She picked "Les Mis."
I was underwhelmed. I read the book back when I was young and immortal and didn't have to worry about dying before I finished it. Since, we've seen it on stage almost as many times as I have fingers and thumbs, and I thought, well, all right, for the One and Only. Bearing it all in good grace, I drove us to the mega-flik-plex snarfing and snarling at the stupid drivers who chose to come out onto my dad-burned highways the same time I wanted to use them, which causes her to pat my hand, which takes a major chunk out of my ability to bear it with good grace.
We get seated ten minutes early and I read the screen which says to turn off my cell phone, which I do but no one else does, which is why they show the message a half million times I guess. Then above the popcorn commercial playing at ten db above the threshold of pain, I hear the rumble of major death and destruction playing in the theater next door. It's got to be the new "Die Hard." My sigh drowned out the popcorn commercial too.
Eventually, they roll the flik, and I gotta tell you, that opening scene grabbed the crap out of my attention. Whoa, right out of the chute, a major monumental visual.
Before I saw that I really only had one movie scene in the category "Majorly Monumental Movie Scene," and that was in "The Heat of the Night" where Sydney gets slapped on the face in the orchid green-house of the white grandfatherly aristocrat dude, and Sydney slaps him back. Man! That is all time, in my humble opinion. In the musical "Les Mis" I have always thought the scene where the priest tells 24601 to take the candle sticks also is monumental, but in a soft, feel in the belly of your soul subtle sort of monumental. That scene came across in the movie about how I stored it in memory from the plays.
Throughout movie, I was impressed with how vivid the story was with the things a movie can do that a musical can't. Now the "filling up the sausages with this and that" scene, I found myself hankering for the musical version which is limited to the power of suggestion, rather than the visual which could gag a maggot inured by viewing countless autopsy scenes in CSI shows.

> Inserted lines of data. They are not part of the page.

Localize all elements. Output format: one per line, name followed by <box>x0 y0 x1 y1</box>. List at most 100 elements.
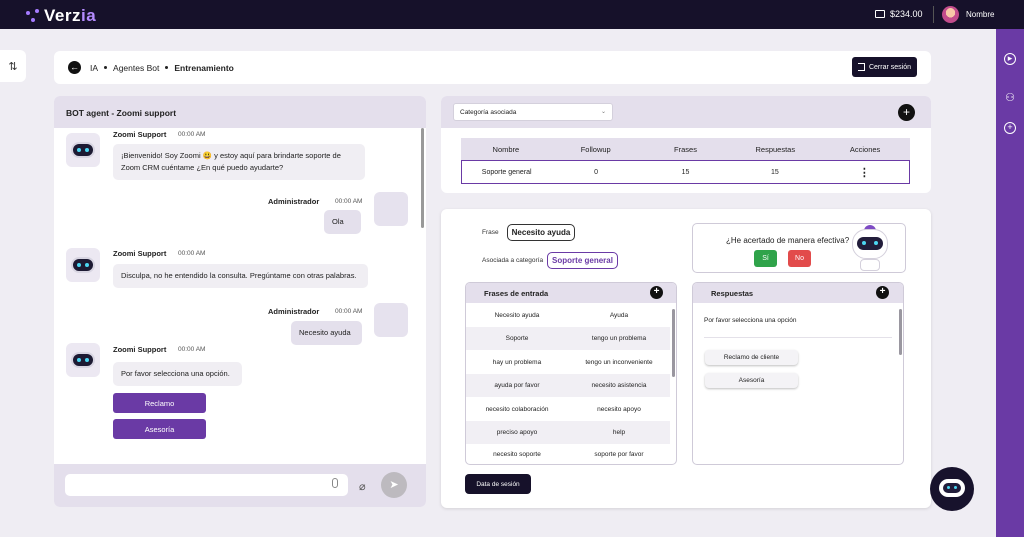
robot-visor <box>943 483 961 493</box>
categoria-pill[interactable]: Soporte general <box>547 252 618 269</box>
logout-button[interactable]: Cerrar sesión <box>852 57 917 77</box>
categoria-label: Asociada a categoría <box>482 257 544 264</box>
logo-mark-icon <box>26 9 40 23</box>
table-row[interactable]: Soporte general 0 15 15 ⋮ <box>461 160 910 184</box>
list-item[interactable]: necesito colaboración necesito apoyo <box>466 398 670 421</box>
logo[interactable]: Verz ia <box>26 6 96 26</box>
message-sender: Zoomi Support <box>113 130 167 139</box>
category-select[interactable]: Categoría asociada ⌄ <box>453 103 613 121</box>
respuestas-scrollbar[interactable] <box>899 309 902 355</box>
page-header: ← IA Agentes Bot Entrenamiento Cerrar se… <box>54 51 931 84</box>
training-panel: Frase Necesito ayuda Asociada a categorí… <box>441 209 931 508</box>
bot-avatar <box>66 133 100 167</box>
category-select-value: Categoría asociada <box>460 109 517 116</box>
frase-cell: soporte por favor <box>594 451 644 458</box>
balance-amount: $234.00 <box>890 9 923 19</box>
logo-text-accent: ia <box>80 6 97 25</box>
message-time: 00:00 AM <box>335 308 363 315</box>
message-input[interactable] <box>65 474 348 496</box>
column-header: Frases <box>674 144 697 154</box>
breadcrumb-item-entrenamiento: Entrenamiento <box>174 63 234 73</box>
frase-cell: preciso apoyo <box>496 429 538 436</box>
frase-cell: Ayuda <box>609 312 629 319</box>
user-avatar <box>942 6 959 23</box>
message-time: 00:00 AM <box>178 250 206 257</box>
category-panel: Categoría asociada ⌄ + Nombre Followup F… <box>441 96 931 193</box>
list-item[interactable]: Necesito ayuda Ayuda <box>466 304 670 327</box>
list-item[interactable]: preciso apoyo help <box>466 421 670 444</box>
route-icon: ⇅ <box>8 60 18 73</box>
message-sender: Zoomi Support <box>113 345 167 354</box>
attachment-icon[interactable]: ⌀ <box>359 480 366 493</box>
table-header: Nombre Followup Frases Respuestas Accion… <box>461 138 910 160</box>
sidebar-toggle[interactable]: ⇅ <box>0 50 26 82</box>
chat-panel: BOT agent - Zoomi support Zoomi Support … <box>54 96 426 507</box>
breadcrumb: IA Agentes Bot Entrenamiento <box>90 63 234 73</box>
frases-scrollbar[interactable] <box>672 309 675 377</box>
list-item[interactable]: necesito soporte soporte por favor <box>466 443 670 464</box>
arrow-left-icon: ← <box>70 62 79 72</box>
frase-cell: hay un problema <box>492 359 542 366</box>
bot-avatar <box>66 248 100 282</box>
message-bubble: Disculpa, no he entendido la consulta. P… <box>113 264 368 288</box>
user-menu[interactable]: Nombre <box>942 6 994 23</box>
respuesta-option-asesoria[interactable]: Asesoría <box>705 373 798 388</box>
list-item[interactable]: ayuda por favor necesito asistencia <box>466 374 670 397</box>
option-button-asesoria[interactable]: Asesoría <box>113 419 206 439</box>
chevron-down-icon: ⌄ <box>600 109 606 115</box>
list-item[interactable]: Soporte tengo un problema <box>466 327 670 350</box>
column-header: Nombre <box>492 144 520 154</box>
frase-cell: necesito soporte <box>493 451 541 458</box>
balance-display[interactable]: $234.00 <box>875 9 923 19</box>
respuestas-title: Respuestas + <box>693 283 903 303</box>
frase-cell: Soporte <box>505 335 529 342</box>
frase-cell: tengo un inconveniente <box>585 359 653 366</box>
message-sender: Administrador <box>268 307 320 316</box>
cell-nombre: Soporte general <box>481 168 532 176</box>
frase-cell: necesito asistencia <box>591 382 647 389</box>
option-button-reclamo[interactable]: Reclamo <box>113 393 206 413</box>
add-user-icon[interactable]: ⚇ <box>1004 93 1016 106</box>
logout-icon <box>857 63 865 71</box>
message-bubble: Necesito ayuda <box>291 321 362 345</box>
respuesta-option-reclamo[interactable]: Reclamo de cliente <box>705 350 798 365</box>
microphone-icon[interactable] <box>332 478 338 488</box>
right-toolbar: ▸ ⚇ + <box>996 29 1024 537</box>
list-item[interactable]: hay un problema tengo un inconveniente <box>466 351 670 374</box>
category-table: Nombre Followup Frases Respuestas Accion… <box>461 138 910 184</box>
wallet-icon <box>875 10 885 18</box>
robot-icon <box>71 142 95 158</box>
respuestas-title-text: Respuestas <box>711 289 754 298</box>
message-time: 00:00 AM <box>178 131 206 138</box>
play-icon[interactable]: ▸ <box>1004 53 1016 65</box>
breadcrumb-separator <box>165 66 169 69</box>
bot-chat-launcher[interactable] <box>930 467 974 511</box>
add-category-button[interactable]: + <box>898 104 915 121</box>
back-button[interactable]: ← <box>68 61 81 74</box>
chat-messages[interactable]: Zoomi Support 00:00 AM ¡Bienvenido! Soy … <box>54 128 426 464</box>
row-actions-kebab-icon[interactable]: ⋮ <box>820 161 909 183</box>
logo-text: Verz <box>44 6 81 25</box>
breadcrumb-item-ia[interactable]: IA <box>90 63 98 73</box>
message-bubble: Ola <box>324 210 361 234</box>
top-navbar: Verz ia $234.00 Nombre <box>0 0 1024 29</box>
chat-title: BOT agent - Zoomi support <box>54 96 426 128</box>
breadcrumb-item-agentes-bot[interactable]: Agentes Bot <box>113 63 159 73</box>
session-data-button[interactable]: Data de sesión <box>465 474 531 494</box>
frases-title: Frases de entrada + <box>466 283 676 303</box>
add-frase-button[interactable]: + <box>650 286 663 299</box>
chat-scrollbar[interactable] <box>421 128 424 228</box>
admin-avatar <box>374 303 408 337</box>
message-time: 00:00 AM <box>335 198 363 205</box>
add-circle-icon[interactable]: + <box>1004 122 1016 134</box>
frase-pill[interactable]: Necesito ayuda <box>507 224 575 241</box>
frase-cell: necesito colaboración <box>485 406 549 413</box>
chat-composer: ⌀ ➤ <box>54 464 426 507</box>
send-button[interactable]: ➤ <box>381 472 407 498</box>
add-respuesta-button[interactable]: + <box>876 286 889 299</box>
divider <box>704 337 892 338</box>
yes-button[interactable]: Sí <box>754 250 777 267</box>
frase-cell: Necesito ayuda <box>494 312 540 319</box>
respuestas-panel: Respuestas + Por favor selecciona una op… <box>692 282 904 465</box>
no-button[interactable]: No <box>788 250 811 267</box>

My major disappointment was with the "Master of the 'Ouse." Through no fault of the actors, I saw a perfect MOT(silent)H on stage in London. Just perfect and he got stuck in my head. The movie dude didn't have a chance. The only other thing was that in the musical, there are a number of times where on stage, actors sing different songs simultaneously. It comes across just fine on stage in my humble opinion. They goobered that up near the end of the movie where an old dude is singing on a staircase, JVJ is on ground floor singing, and away from him but on the ground floor too, Marius and Cossette are singing. The way they cut visually from singer(s) to singer(s) was klutzed up, still I'm grateful they didn't try a screen-in-screen. Maybe ESPN has that copyrighted.
Anyway, "Les Mis" the movie. Majorly worth it, I don't care what any detractors say. I went through my three pieces of Kleenex, the Squeeze's pocket pack from her purse, and was glad it was winter and I had on a long-sleeved shirt.